Patient Safety in Healthcare
Introduction and background
Patient safety has always been the heart of healthcare practice and nursing through the history of medicine. However, all through the world occasional non-deliberate accidental harm occurs to patients looking for care. Such unfavourable incidents can occur at all levels of healthcare whether clinical or managerial, curative or preventive, and in general healthcare, or private. It may occur at any stage of management (radiology, laboratory, operating room, ward, or ICU).
The WHO, at the meeting held on July 2006, in New Delhi, India, identified an adverse event as a separate unconnected incident associated with health care, which results in in-deliberate injury, illness, or death. Such incidents can be preventable as with contaminated injections.
Published surveys on patient safety show that in industrialized advanced countries, more than half of these adverse events are preventable and occur because of a shortage in system or organization design or operation rather than because of poor performance of healthcare providing staff (WHO report, 2006).
Harvard Medical Centre study in 1991 (after WHO report, 2006) was the first to draw the attention to the volume of patient safety problem.
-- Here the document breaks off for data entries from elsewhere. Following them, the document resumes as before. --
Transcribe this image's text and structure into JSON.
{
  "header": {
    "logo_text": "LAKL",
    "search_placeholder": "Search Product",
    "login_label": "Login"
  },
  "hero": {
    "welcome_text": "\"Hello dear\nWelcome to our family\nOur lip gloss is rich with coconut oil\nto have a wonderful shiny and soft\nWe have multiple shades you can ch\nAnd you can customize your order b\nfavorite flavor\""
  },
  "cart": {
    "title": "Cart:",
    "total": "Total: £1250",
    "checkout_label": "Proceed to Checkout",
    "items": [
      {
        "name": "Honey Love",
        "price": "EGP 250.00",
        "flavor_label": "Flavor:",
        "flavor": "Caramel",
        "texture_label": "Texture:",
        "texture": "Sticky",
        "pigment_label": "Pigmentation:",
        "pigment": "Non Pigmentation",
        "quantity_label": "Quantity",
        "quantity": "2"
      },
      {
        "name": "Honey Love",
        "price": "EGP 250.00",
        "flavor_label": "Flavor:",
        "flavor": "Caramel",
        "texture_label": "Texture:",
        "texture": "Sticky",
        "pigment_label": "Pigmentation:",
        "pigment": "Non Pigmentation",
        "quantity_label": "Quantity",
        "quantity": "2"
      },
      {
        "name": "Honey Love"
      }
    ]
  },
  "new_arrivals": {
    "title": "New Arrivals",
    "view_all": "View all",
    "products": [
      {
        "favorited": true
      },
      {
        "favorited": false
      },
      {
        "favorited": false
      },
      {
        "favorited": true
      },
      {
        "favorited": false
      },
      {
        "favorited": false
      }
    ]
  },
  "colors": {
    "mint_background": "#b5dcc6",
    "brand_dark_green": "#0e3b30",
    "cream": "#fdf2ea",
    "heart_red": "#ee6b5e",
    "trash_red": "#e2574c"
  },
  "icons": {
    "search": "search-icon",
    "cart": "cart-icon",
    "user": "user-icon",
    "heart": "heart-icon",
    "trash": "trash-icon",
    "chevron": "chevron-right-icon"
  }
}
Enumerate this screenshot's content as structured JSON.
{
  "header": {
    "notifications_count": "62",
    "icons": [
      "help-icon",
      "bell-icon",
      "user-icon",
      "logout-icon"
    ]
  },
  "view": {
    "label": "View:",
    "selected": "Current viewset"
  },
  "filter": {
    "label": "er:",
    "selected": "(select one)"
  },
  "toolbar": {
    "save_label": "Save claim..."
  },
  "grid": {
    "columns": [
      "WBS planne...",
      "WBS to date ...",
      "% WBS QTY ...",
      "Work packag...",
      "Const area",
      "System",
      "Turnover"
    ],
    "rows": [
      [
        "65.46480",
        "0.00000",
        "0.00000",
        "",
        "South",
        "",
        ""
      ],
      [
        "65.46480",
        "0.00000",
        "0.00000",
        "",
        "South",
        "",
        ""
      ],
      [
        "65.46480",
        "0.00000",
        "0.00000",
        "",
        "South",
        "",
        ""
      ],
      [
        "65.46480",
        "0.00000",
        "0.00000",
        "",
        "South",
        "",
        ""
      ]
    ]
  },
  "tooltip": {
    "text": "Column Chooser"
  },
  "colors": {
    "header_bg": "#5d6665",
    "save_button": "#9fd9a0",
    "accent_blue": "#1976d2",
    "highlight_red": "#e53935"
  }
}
Based on medical records review, the rate of adverse event in three US medical centres ranged between 3.2 to 5.4 percent. In UK, the rate was 11.7 percent and in Denmark, the rate was 9 percent (WHO report, 2002). Results of recent studies suggest the rate is between 3.2 and 16.6 percent (per 100 hospital admissions). The situation in the less well-documented health care centres in the developing countries is more serious (WHO report, 2006).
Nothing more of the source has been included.